Before I can hand-write any code in future, I have to load (or update) that context. Context-loading time is why we try to avoid task-switching at work.
The impact of taking the second option is that there's a strong disincentive to hand-write anything from that point onwards. The more you vibe-code, the stronger the incentive to keep vibe-coding, so that you don't have to pay the startup cost of context-loading. And because AI is (currently) bad at architecture, you eventually get to the point where you couldn't switch back to hand-writing even if you wanted to.
There's also a second-order cost I'm a little worried about. Coding skills rust quickly if you're not using them.2 Pilots perform manual landings even though autoland is pretty good, just so that they can, if they suddenly have to. If you're rusty enough, you won't spot when the AI does something "rare, but incredibly stupid", which does seem to be its failure mode.
Here's my (evolving) strategy for handling this:
Decide upfront whether I care about this codebase. If it's long-lived, complex, critical, or I'm being paid to write it, I probably do. If it's a quick personal hack to get something done (and not for the joy of learning or discovery), I probably don't.
If I don't care about the codebase, YOLO. I have no context and will never load any more than I absolutely have to. Prompt the feature at a very high level. Maybe prompt some tests. Loop failures or errors back into the AI without even really reading them. Don't read the code, just run it. Get hands-on only if the AI gets stuck in a loop it can't break out of by itself. The AI is not only the chef, it's very nearly the restaurant manager.

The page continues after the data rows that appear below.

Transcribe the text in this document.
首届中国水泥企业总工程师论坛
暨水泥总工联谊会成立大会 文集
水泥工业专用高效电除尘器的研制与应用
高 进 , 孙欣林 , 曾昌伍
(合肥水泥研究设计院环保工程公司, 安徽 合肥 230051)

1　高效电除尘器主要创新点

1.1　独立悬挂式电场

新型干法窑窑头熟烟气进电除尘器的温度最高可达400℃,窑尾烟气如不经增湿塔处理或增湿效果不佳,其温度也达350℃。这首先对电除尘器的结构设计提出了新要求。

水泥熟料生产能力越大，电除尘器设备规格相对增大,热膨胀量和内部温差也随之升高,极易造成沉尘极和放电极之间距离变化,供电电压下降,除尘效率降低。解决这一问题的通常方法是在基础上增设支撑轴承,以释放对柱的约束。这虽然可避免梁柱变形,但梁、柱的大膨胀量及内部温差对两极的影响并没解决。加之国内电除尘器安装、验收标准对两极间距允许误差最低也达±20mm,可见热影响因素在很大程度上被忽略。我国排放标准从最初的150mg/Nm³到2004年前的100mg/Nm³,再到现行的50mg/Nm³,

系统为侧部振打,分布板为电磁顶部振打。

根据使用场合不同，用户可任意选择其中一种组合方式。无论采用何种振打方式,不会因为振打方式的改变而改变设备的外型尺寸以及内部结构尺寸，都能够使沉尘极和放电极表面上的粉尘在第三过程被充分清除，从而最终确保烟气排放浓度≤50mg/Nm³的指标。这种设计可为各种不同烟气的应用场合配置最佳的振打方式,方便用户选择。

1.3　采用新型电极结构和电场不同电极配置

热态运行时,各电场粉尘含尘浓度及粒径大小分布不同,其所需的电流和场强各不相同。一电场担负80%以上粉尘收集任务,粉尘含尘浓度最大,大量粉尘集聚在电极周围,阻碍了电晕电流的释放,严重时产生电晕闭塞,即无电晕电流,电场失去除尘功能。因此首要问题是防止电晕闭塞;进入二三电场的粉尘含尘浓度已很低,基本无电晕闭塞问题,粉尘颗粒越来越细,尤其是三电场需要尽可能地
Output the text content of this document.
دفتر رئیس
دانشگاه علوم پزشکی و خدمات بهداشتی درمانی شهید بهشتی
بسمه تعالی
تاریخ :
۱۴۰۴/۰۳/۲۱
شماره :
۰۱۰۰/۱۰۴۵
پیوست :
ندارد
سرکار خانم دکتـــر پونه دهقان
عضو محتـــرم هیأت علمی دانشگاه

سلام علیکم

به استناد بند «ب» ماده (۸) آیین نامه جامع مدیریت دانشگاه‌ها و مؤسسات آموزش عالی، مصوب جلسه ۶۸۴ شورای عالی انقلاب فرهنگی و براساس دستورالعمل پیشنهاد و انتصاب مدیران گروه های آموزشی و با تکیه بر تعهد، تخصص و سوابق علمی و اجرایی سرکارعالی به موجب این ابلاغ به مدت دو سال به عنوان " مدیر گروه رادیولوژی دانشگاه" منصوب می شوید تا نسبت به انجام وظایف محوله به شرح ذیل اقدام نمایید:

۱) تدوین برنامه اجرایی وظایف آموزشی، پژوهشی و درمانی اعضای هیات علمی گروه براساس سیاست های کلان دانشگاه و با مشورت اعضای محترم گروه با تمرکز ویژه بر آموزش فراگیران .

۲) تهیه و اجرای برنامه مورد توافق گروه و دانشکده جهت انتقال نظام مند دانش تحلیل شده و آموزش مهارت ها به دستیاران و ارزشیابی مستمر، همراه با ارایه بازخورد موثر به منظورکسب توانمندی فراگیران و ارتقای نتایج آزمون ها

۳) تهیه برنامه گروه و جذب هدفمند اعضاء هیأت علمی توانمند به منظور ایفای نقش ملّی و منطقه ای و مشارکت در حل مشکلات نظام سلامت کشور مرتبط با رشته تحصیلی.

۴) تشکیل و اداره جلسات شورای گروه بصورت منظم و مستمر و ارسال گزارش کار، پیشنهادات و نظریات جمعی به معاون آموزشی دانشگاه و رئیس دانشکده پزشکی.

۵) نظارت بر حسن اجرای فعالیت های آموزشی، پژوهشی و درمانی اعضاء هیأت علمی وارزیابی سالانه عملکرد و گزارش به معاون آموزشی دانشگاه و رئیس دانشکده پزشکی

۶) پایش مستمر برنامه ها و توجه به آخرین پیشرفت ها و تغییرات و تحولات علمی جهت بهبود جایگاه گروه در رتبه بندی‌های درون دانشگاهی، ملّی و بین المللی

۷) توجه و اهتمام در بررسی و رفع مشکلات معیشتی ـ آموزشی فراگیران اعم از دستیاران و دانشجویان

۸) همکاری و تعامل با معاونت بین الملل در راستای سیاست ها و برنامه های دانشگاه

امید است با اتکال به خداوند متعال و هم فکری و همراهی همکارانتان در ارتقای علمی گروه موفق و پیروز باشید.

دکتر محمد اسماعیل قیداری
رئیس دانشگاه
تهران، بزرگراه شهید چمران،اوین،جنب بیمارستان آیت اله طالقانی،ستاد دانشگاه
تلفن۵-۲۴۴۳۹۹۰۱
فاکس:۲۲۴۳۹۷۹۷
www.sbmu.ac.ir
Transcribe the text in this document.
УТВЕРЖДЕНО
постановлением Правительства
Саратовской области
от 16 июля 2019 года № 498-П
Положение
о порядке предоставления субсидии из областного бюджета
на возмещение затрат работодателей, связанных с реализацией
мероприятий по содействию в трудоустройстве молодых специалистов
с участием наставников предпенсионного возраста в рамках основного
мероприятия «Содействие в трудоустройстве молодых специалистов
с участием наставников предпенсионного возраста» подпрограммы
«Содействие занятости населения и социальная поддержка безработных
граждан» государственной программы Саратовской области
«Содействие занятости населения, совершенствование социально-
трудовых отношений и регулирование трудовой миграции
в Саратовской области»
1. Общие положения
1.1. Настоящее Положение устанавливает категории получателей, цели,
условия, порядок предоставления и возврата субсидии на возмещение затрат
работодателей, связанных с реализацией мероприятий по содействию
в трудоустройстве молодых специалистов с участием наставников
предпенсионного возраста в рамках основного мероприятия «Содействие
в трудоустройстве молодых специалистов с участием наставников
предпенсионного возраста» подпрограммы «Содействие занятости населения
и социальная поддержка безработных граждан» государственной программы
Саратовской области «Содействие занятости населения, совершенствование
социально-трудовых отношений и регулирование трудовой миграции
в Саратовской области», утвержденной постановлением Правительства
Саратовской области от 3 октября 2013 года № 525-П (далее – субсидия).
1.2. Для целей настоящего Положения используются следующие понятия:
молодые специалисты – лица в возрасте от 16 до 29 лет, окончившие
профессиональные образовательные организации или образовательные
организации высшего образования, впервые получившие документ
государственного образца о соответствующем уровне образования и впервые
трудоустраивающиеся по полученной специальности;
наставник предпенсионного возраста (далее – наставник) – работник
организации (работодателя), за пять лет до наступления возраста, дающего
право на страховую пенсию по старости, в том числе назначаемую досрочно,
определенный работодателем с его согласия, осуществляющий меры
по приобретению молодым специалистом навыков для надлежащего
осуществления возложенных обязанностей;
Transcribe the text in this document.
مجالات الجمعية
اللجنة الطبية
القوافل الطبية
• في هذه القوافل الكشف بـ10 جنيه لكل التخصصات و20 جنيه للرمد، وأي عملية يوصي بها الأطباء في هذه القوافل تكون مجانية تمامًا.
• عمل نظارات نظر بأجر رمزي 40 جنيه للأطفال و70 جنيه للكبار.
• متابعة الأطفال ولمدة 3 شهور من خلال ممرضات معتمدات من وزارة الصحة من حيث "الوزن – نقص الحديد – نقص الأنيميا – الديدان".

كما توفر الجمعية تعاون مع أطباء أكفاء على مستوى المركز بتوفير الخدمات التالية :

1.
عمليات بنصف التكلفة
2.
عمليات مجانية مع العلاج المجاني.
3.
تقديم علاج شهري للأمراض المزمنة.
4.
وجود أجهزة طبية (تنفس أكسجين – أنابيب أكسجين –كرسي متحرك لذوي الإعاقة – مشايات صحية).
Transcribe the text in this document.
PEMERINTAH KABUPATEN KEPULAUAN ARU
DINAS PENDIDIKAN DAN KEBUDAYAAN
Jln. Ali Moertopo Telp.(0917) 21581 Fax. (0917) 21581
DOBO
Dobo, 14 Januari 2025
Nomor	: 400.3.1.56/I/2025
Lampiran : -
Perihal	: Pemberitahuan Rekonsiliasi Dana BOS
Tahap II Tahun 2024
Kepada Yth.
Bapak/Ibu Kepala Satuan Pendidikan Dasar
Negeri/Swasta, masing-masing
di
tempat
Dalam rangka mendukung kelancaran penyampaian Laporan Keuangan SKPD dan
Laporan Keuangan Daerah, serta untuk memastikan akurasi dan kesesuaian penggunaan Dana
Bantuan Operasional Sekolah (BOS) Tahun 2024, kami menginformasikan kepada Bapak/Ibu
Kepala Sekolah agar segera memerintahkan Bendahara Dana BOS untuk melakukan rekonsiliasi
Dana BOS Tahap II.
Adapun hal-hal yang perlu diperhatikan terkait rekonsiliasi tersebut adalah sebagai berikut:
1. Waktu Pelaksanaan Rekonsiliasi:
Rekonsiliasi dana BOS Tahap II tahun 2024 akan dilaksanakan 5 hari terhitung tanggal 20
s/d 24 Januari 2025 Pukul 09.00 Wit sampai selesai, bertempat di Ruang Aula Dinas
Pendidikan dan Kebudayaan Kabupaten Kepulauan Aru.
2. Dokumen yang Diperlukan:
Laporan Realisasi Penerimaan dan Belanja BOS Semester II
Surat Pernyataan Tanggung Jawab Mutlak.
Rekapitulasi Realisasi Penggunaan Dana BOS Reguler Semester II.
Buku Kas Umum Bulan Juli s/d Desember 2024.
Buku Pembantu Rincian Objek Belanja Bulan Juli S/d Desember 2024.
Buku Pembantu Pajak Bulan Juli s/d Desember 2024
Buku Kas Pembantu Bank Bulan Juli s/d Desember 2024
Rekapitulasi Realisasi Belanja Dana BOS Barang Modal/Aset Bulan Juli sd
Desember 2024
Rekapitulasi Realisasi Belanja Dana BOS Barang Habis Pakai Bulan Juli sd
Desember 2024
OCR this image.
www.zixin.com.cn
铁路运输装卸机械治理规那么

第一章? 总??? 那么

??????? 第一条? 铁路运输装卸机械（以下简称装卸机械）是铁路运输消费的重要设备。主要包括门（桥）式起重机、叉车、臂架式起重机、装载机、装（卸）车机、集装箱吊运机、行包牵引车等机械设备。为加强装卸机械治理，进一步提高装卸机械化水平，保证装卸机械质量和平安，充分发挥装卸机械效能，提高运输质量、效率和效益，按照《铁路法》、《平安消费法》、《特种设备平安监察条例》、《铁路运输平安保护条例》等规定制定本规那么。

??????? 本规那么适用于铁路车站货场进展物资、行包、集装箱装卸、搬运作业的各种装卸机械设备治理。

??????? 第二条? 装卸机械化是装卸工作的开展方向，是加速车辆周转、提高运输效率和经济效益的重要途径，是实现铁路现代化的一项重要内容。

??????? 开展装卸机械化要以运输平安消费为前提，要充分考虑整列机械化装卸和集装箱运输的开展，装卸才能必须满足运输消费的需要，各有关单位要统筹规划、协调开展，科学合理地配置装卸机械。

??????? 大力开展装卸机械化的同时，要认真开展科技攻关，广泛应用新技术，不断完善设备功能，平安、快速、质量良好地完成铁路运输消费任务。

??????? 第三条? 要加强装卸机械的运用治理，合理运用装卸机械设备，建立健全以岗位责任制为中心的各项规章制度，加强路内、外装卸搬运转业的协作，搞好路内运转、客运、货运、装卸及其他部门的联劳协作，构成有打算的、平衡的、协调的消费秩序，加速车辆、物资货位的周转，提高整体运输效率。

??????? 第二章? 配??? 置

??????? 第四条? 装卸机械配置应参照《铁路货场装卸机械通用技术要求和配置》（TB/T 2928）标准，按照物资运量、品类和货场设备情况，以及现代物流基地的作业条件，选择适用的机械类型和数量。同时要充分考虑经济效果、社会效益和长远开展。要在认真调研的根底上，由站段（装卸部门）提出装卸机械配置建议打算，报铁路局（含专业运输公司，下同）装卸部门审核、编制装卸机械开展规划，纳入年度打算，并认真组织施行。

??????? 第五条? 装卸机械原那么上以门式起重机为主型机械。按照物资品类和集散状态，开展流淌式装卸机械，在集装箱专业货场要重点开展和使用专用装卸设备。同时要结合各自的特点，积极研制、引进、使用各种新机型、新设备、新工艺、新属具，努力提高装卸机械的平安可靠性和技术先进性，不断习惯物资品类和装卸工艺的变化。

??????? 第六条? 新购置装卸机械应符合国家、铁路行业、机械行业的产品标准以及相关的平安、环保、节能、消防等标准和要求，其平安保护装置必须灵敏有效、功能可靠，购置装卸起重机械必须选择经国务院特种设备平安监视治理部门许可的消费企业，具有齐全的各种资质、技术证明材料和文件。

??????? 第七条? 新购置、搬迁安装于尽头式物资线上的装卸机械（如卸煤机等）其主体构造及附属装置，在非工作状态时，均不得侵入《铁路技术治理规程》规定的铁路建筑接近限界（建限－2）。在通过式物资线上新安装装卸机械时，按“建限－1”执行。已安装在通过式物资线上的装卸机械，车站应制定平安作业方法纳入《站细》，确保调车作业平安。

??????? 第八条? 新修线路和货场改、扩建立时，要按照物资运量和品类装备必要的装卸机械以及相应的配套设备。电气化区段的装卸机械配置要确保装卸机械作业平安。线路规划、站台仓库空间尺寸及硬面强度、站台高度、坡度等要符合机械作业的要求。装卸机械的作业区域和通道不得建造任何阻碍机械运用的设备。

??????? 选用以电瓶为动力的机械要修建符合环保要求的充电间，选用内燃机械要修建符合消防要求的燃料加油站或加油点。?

If I do care about the codebase, think deeply about the feature and implementation, using the full context I already have loaded and am committed to maintaining. Prompt the AI in stages, often by writing function headers and telling it to implement them. Read and understand every line, or hand-write if it's going to be faster (which it might in some places; the AI types faster and doesn't have to look up syntax, but I know exactly what I want and won't go off-track). I'm cooking this. The AI can chop carrots and wash dishes.
The space is evolving quickly, and I'm seeing positions being taken from "10x or 100x increase in productivity coming soon, or here already" through to "this is useless and I don't use it". For my particular combination of skills/domain/language, I think it's in the middle - I'd guesstimate that Cursor+Claude3.7 is making me noticeably better at what I do, but it's not revolutionising my life.
Even that, though, is economically Quite Something. They're charging me $20/mo. At $200/mo I wouldn't blink, and at $1000/mo I might still be able to make the business case.
AI is surprisingly good at writing code. It's just that writing code was never the hard bit.